Messiah - George Frederic Handel
Marguerite L. Brooks, conductor
Jessica Petrus, soprano
Michael Wisdom, countertenor
Steven Soph, tenor
John Taylor Ward, bass-baritone
500 College Street
Free; no tickets required.
Marguerite L. Brooks will conduct the Yale Camerata in a performance of Handel’s beloved oratorio Messiah in Woolsey Hall (College at Grove, New Haven) on Sunday, April 22 at 3 PM.
In July of 1741 George Frideric Handel received the text for a new oratorio project from Charles Jennens, a wealthy patron of the arts and Handel’s sometime librettist. The text for the oratorio was titled Messiah and depicted, in its three parts, Christ’s Nativity (Part I), his Passion, death, resurrection, and ascension (Part II), and the Day of Judgment on earth (Part III). Handel set Jennens’s text to music in twenty-four days of rapt inspiration the following month, and the result has proven to be one of the enduring artworks of the Western musical tradition. The Messiah, one of the first works in the history of music to have a performance tradition that stretches, virtually uninterrupted, from the day of its premiere (at the Great Music Hall in Dublin, 13 April 1742) to our own, features some of the most well-known music in all of the classical canon: perhaps most famous of all is the “Hallelujah” chorus, which closes Part II, but other of the oratorio’s numbers, the opening Sinfony, the choruses “For unto us a Child is born,” “Glory to God,” and “Since by man came death,” and the arias “Rejoice greatly, O daughter of Zion” and “I know that my Redeemer liveth” are almost, if not equally, well-known. Such a staple has the Messiah become, so much a part of eighteenth-century music’s cultural heritage and so much a part of our own musical life, that to experience the work is also to a certain extent to plug in to that active and unbroken tradition. The performance practices of the Messiah (instrumentation, cuts, etc.) may have changed over the centuries, but the music’s status as iconic endures.

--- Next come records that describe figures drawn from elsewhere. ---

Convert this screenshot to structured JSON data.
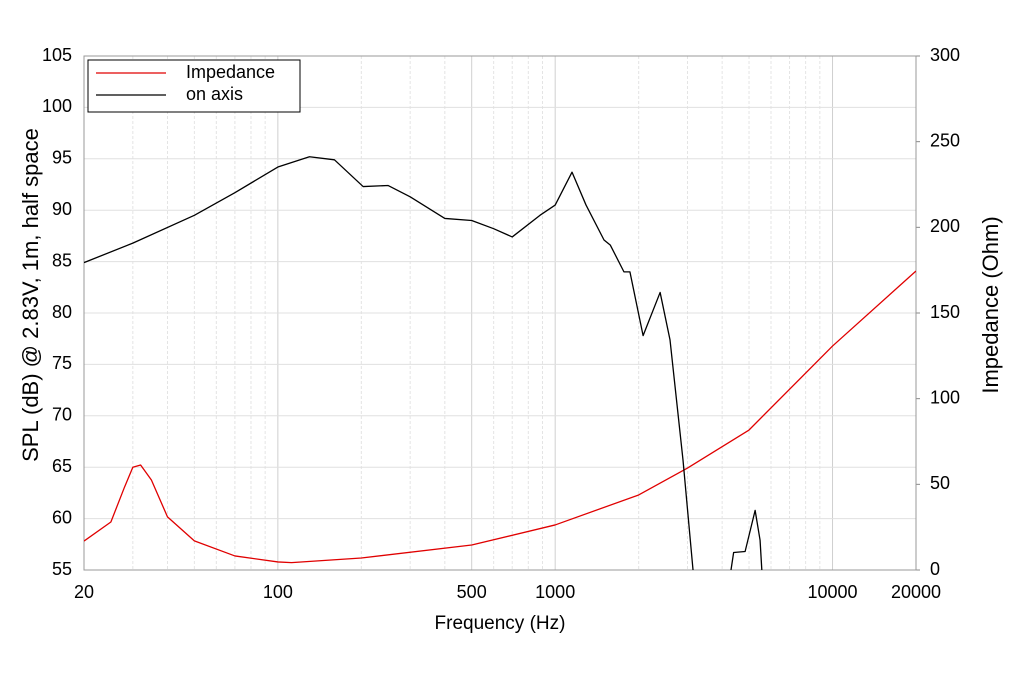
{
  "chart_data": {
    "type": "line",
    "xlabel": "Frequency (Hz)",
    "ylabel": "SPL (dB) @ 2.83V, 1m, half space",
    "y2label": "Impedance (Ohm)",
    "xscale": "log",
    "xlim": [
      20,
      20000
    ],
    "xticks": [
      20,
      100,
      500,
      1000,
      10000,
      20000
    ],
    "xgrid": [
      30,
      40,
      50,
      60,
      70,
      80,
      90,
      200,
      300,
      400,
      600,
      700,
      800,
      900,
      2000,
      3000,
      4000,
      5000,
      6000,
      7000,
      8000,
      9000
    ],
    "ylim": [
      55,
      105
    ],
    "yticks": [
      55,
      60,
      65,
      70,
      75,
      80,
      85,
      90,
      95,
      100,
      105
    ],
    "y2lim": [
      0,
      300
    ],
    "y2ticks": [
      0,
      50,
      100,
      150,
      200,
      250,
      300
    ],
    "grid": true,
    "legend": "top-left",
    "series": [
      {
        "name": "Impedance",
        "color": "#e00000",
        "axis": "y2",
        "x": [
          20,
          25,
          28,
          30,
          32,
          35,
          40,
          50,
          70,
          100,
          112,
          200,
          500,
          1000,
          2000,
          3000,
          5000,
          10000,
          20000
        ],
        "values": [
          16.9,
          28,
          48.4,
          60,
          61.3,
          52.5,
          31,
          17,
          8.2,
          4.7,
          4.3,
          7,
          14.6,
          26.3,
          43.8,
          59.5,
          81.7,
          130.7,
          174.5
        ]
      },
      {
        "name": "on axis",
        "color": "#000000",
        "x": [
          20,
          30,
          50,
          70,
          100,
          130,
          160,
          203,
          250,
          300,
          400,
          500,
          600,
          700,
          881,
          1000,
          1150,
          1292,
          1500,
          1581,
          1770,
          1860,
          2075,
          2390,
          2594,
          2890,
          3141,
          3800,
          4305,
          4400,
          4840,
          5260,
          5480,
          5560
        ],
        "values": [
          84.9,
          86.8,
          89.5,
          91.7,
          94.2,
          95.2,
          94.9,
          92.3,
          92.4,
          91.3,
          89.2,
          89.0,
          88.2,
          87.4,
          89.5,
          90.5,
          93.7,
          90.5,
          87.1,
          86.6,
          84.0,
          84.0,
          77.8,
          82.0,
          77.4,
          65.7,
          55,
          null,
          55,
          56.7,
          56.8,
          60.8,
          57.9,
          55
        ]
      }
    ]
  }
}
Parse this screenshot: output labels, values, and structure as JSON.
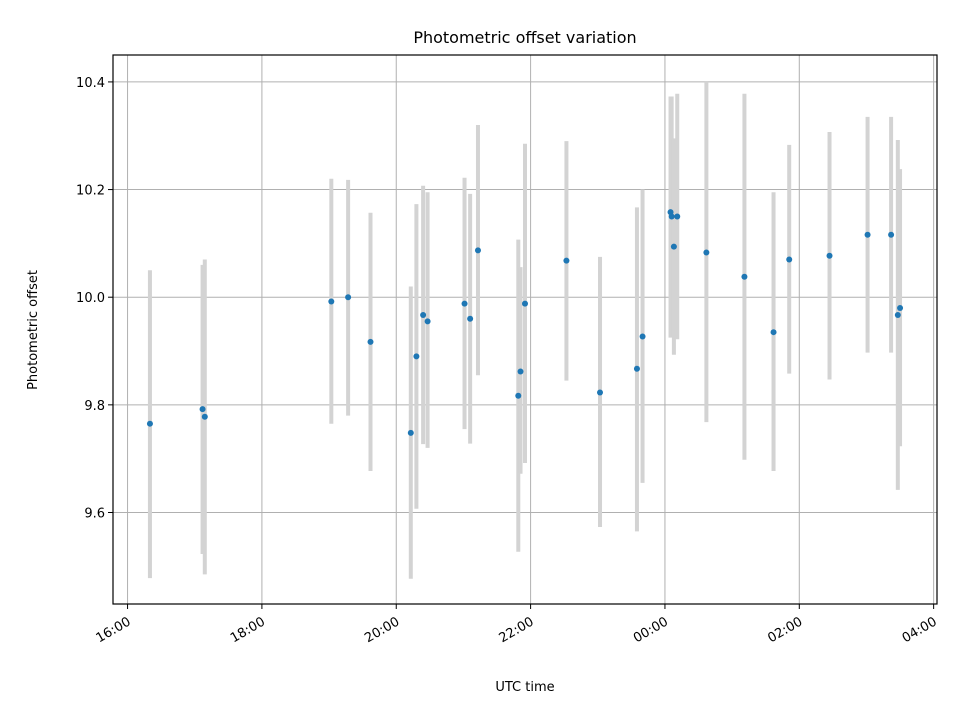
{
  "chart_data": {
    "type": "scatter",
    "title": "Photometric offset variation",
    "xlabel": "UTC time",
    "ylabel": "Photometric offset",
    "x_unit": "UTC time, hours (16:00 start, values past 24 continue into next day)",
    "xlim": [
      "15:47",
      "04:03"
    ],
    "ylim": [
      9.43,
      10.45
    ],
    "x_ticks": [
      "16:00",
      "18:00",
      "20:00",
      "22:00",
      "00:00",
      "02:00",
      "04:00"
    ],
    "y_ticks": [
      "9.6",
      "9.8",
      "10.0",
      "10.2",
      "10.4"
    ],
    "grid": true,
    "colors": {
      "point": "#1f77b4",
      "errorbar": "#d3d3d3"
    },
    "points": [
      {
        "time": "16:20",
        "y": 9.765,
        "ylo": 9.478,
        "yhi": 10.05
      },
      {
        "time": "17:07",
        "y": 9.792,
        "ylo": 9.523,
        "yhi": 10.06
      },
      {
        "time": "17:09",
        "y": 9.778,
        "ylo": 9.485,
        "yhi": 10.07
      },
      {
        "time": "19:02",
        "y": 9.992,
        "ylo": 9.765,
        "yhi": 10.22
      },
      {
        "time": "19:17",
        "y": 10.0,
        "ylo": 9.78,
        "yhi": 10.218
      },
      {
        "time": "19:37",
        "y": 9.917,
        "ylo": 9.677,
        "yhi": 10.157
      },
      {
        "time": "20:13",
        "y": 9.748,
        "ylo": 9.477,
        "yhi": 10.02
      },
      {
        "time": "20:18",
        "y": 9.89,
        "ylo": 9.607,
        "yhi": 10.173
      },
      {
        "time": "20:24",
        "y": 9.967,
        "ylo": 9.727,
        "yhi": 10.207
      },
      {
        "time": "20:28",
        "y": 9.955,
        "ylo": 9.72,
        "yhi": 10.195
      },
      {
        "time": "21:01",
        "y": 9.988,
        "ylo": 9.755,
        "yhi": 10.222
      },
      {
        "time": "21:06",
        "y": 9.96,
        "ylo": 9.728,
        "yhi": 10.192
      },
      {
        "time": "21:13",
        "y": 10.087,
        "ylo": 9.855,
        "yhi": 10.32
      },
      {
        "time": "21:49",
        "y": 9.817,
        "ylo": 9.527,
        "yhi": 10.107
      },
      {
        "time": "21:51",
        "y": 9.862,
        "ylo": 9.672,
        "yhi": 10.056
      },
      {
        "time": "21:55",
        "y": 9.988,
        "ylo": 9.692,
        "yhi": 10.285
      },
      {
        "time": "22:32",
        "y": 10.068,
        "ylo": 9.845,
        "yhi": 10.29
      },
      {
        "time": "23:02",
        "y": 9.823,
        "ylo": 9.573,
        "yhi": 10.075
      },
      {
        "time": "23:35",
        "y": 9.867,
        "ylo": 9.565,
        "yhi": 10.167
      },
      {
        "time": "23:40",
        "y": 9.927,
        "ylo": 9.655,
        "yhi": 10.2
      },
      {
        "time": "00:05",
        "y": 10.158,
        "ylo": 9.925,
        "yhi": 10.373
      },
      {
        "time": "00:06",
        "y": 10.15,
        "ylo": 9.928,
        "yhi": 10.373
      },
      {
        "time": "00:08",
        "y": 10.094,
        "ylo": 9.893,
        "yhi": 10.295
      },
      {
        "time": "00:11",
        "y": 10.15,
        "ylo": 9.922,
        "yhi": 10.378
      },
      {
        "time": "00:37",
        "y": 10.083,
        "ylo": 9.768,
        "yhi": 10.4
      },
      {
        "time": "01:11",
        "y": 10.038,
        "ylo": 9.698,
        "yhi": 10.378
      },
      {
        "time": "01:37",
        "y": 9.935,
        "ylo": 9.677,
        "yhi": 10.195
      },
      {
        "time": "01:51",
        "y": 10.07,
        "ylo": 9.858,
        "yhi": 10.283
      },
      {
        "time": "02:27",
        "y": 10.077,
        "ylo": 9.847,
        "yhi": 10.307
      },
      {
        "time": "03:01",
        "y": 10.116,
        "ylo": 9.897,
        "yhi": 10.335
      },
      {
        "time": "03:22",
        "y": 10.116,
        "ylo": 9.897,
        "yhi": 10.335
      },
      {
        "time": "03:28",
        "y": 9.967,
        "ylo": 9.642,
        "yhi": 10.292
      },
      {
        "time": "03:30",
        "y": 9.98,
        "ylo": 9.723,
        "yhi": 10.238
      }
    ]
  }
}
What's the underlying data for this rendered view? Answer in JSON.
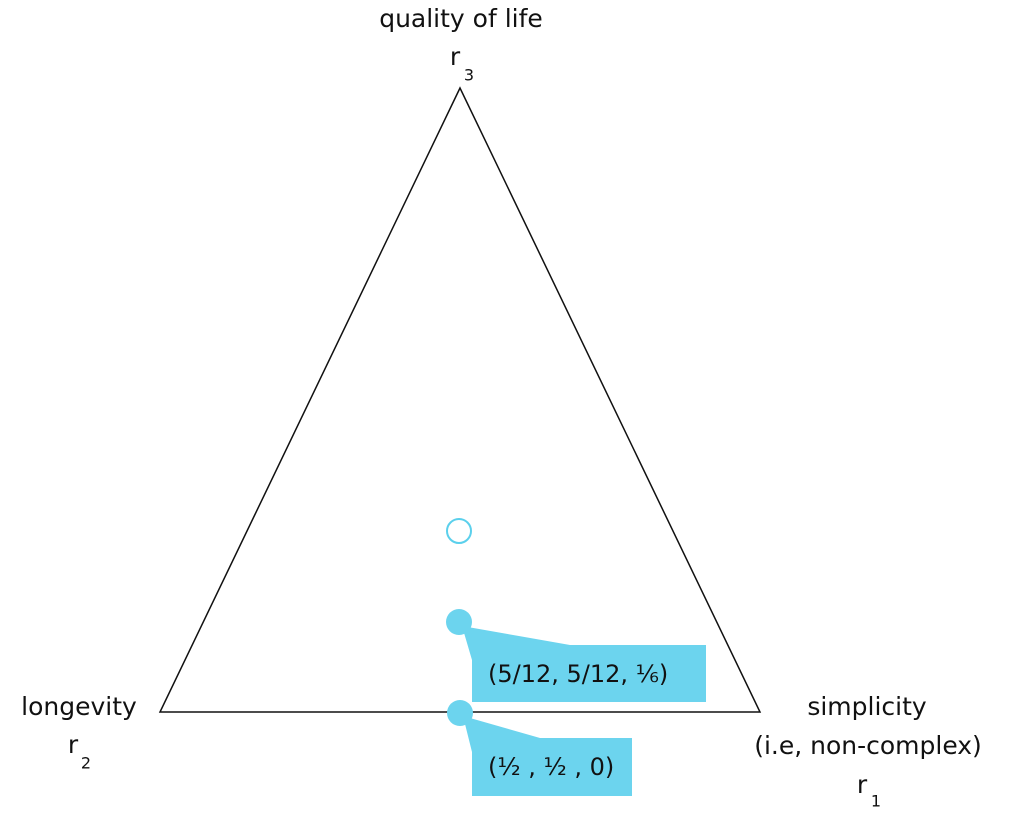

Founded in 1985 by its conductor, Marguerite L. Brooks, the Yale Camerata is a vocal ensemble sponsored by the Yale Institute of Sacred Music. The group’s singers are Yale graduate and undergraduate students, faculty, staff, and experienced singers from the New Haven community. The Camerata performs a widely varied spectrum of choral literature, with a specific commitment to recently composed choral music. .It has collaborated with the Yale Glee Club, Yale Philharmonia, Yale Symphony, Yale Band, Yale Chamber Players, Yale Collegium Musicum, the New Haven Chorale, and the symphony orchestras of Hartford, New Haven, and Norwalk. The ensemble has also performed for Yale Music Spectrum and New Music New Haven.
The Camerata has been heard on Connecticut Public Radio and on national broadcasts of National Public Radio’s program “Performance Today.” Guest conductors have included Robert Shaw, Jaap Schröder, Sir David Willcocks, Krzysztof Penderecki, Sir Neville Marriner, Helmuth Rilling, Nicholas McGegan, Dale Warland, and Simon Carrington. With the Institute of Sacred Music, the Camerata has commissioned and premiered works of Aaron J. Kernis, Martin Bresnick, Daniel Kellogg, Stephen Paulus, Daniel Pinkham, and Ellen Taaffe Zwilich, among others. The chorus has sung first performances of works by many composers, including Kathryn Alexander, Tawnie Olson, and Francine Trester.
The Woolsey Hall Messiah concert is free and open to the public; no tickets are required.